How drug abuse and addiction develops

There’s a fine line between regular drug use and drug abuse and addiction. Very few drug abusers or addicts are able to recognize when they’ve crossed that line. While frequency or the amount of drugs consumed do not necessarily constitute drug abuse or addiction, they can often be indicators of drug-related problems.

If the drug fulfills a valuable need, you may find yourself increasingly relying on it. You may take illegal drugs to calm or energize yourself or make you more confident. You may start abusing prescription drugs to relieve pain, cope with panic attacks, or improve concentration at school or work. If you are using drugs to fill a void in your life, you’re more at risk of crossing the line from casual drug use to drug abuse and addiction. To maintain a healthy balance in your life, you need to have positive experiences and feel good about your life without any drug use.

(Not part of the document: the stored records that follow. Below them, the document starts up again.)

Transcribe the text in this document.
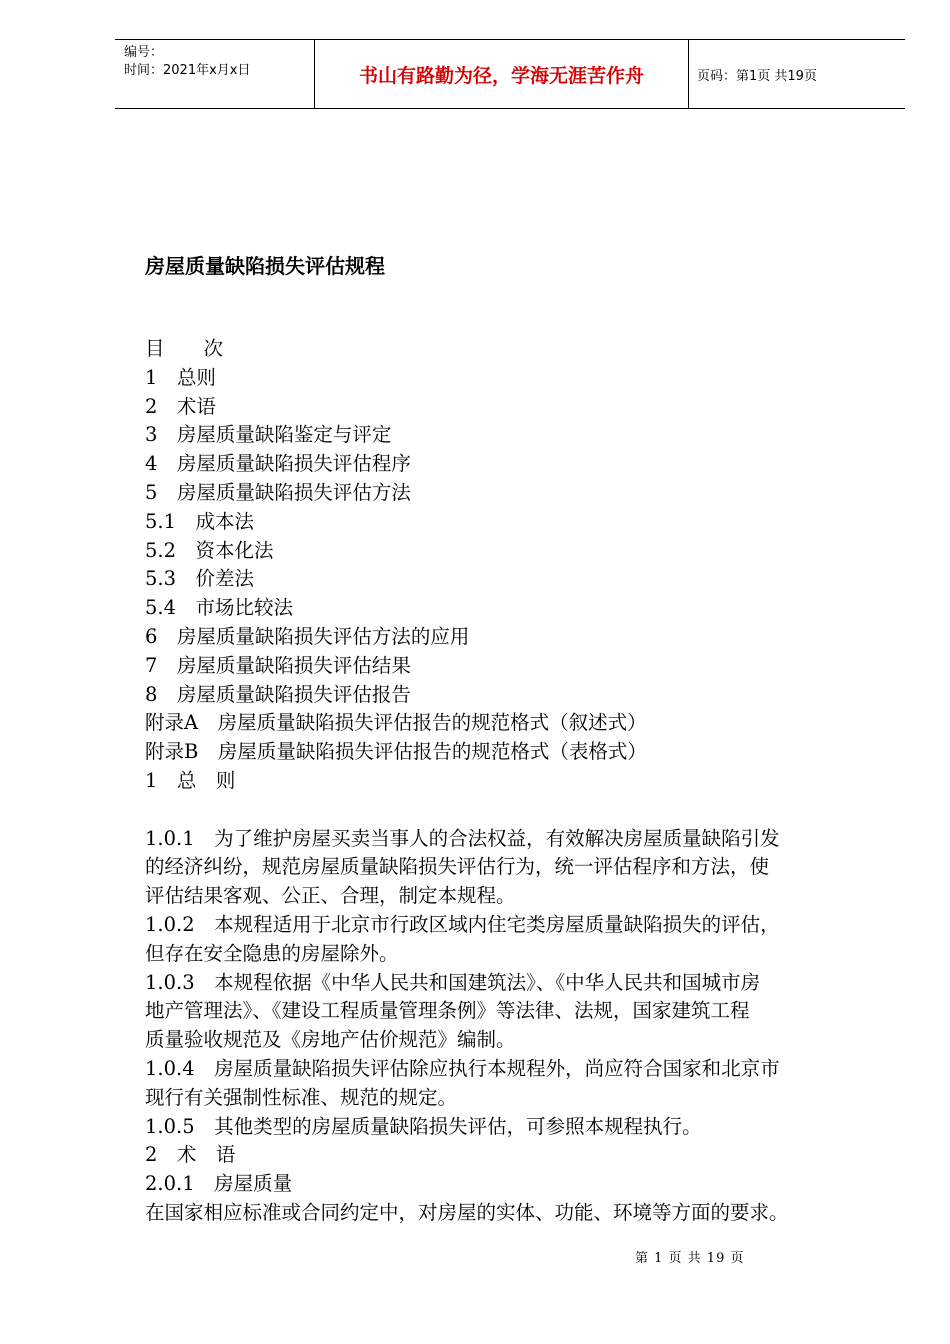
编号：
时间：2021年x月x日	书山有路勤为径，学海无涯苦作舟	页码：第1页 共19页
房屋质量缺陷损失评估规程
目　　次
1　总则
2　术语
3　房屋质量缺陷鉴定与评定
4　房屋质量缺陷损失评估程序
5　房屋质量缺陷损失评估方法
5.1　成本法
5.2　资本化法
5.3　价差法
5.4　市场比较法
6　房屋质量缺陷损失评估方法的应用
7　房屋质量缺陷损失评估结果
8　房屋质量缺陷损失评估报告
附录A　房屋质量缺陷损失评估报告的规范格式（叙述式）
附录B　房屋质量缺陷损失评估报告的规范格式（表格式）
1　总　则
1.0.1　为了维护房屋买卖当事人的合法权益，有效解决房屋质量缺陷引发
的经济纠纷，规范房屋质量缺陷损失评估行为，统一评估程序和方法，使
评估结果客观、公正、合理，制定本规程。
1.0.2　本规程适用于北京市行政区域内住宅类房屋质量缺陷损失的评估，
但存在安全隐患的房屋除外。
1.0.3　本规程依据《中华人民共和国建筑法》、《中华人民共和国城市房
地产管理法》、《建设工程质量管理条例》等法律、法规，国家建筑工程
质量验收规范及《房地产估价规范》编制。
1.0.4　房屋质量缺陷损失评估除应执行本规程外，尚应符合国家和北京市
现行有关强制性标准、规范的规定。
1.0.5　其他类型的房屋质量缺陷损失评估，可参照本规程执行。
2　术　语
2.0.1　房屋质量
在国家相应标准或合同约定中，对房屋的实体、功能、环境等方面的要求。
第 1 页 共 19 页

Drug abuse may start as a way to socially connect. People often try drugs for the first time in social situations with friends and acquaintances. A strong desire to fit in to the group can make it feel like doing the drugs with them is the only option.

Problems can sometimes sneak up on you, as your drug use gradually increases over time. Smoking a joint with friends over the weekend, or taking ecstasy at a rave, or painkillers when your back aches, for example, can change from using drugs a couple of days a week to using them every day. Gradually, getting and using the drug becomes more and more important to you.

As drug abuse takes hold, you may miss or frequently be late for work or school, your job performance may progressively deteriorate, and you may start to neglect social or family responsibilities. Your ability to stop using is eventually compromised. What began as a voluntary choice has turned into a physical and psychological need.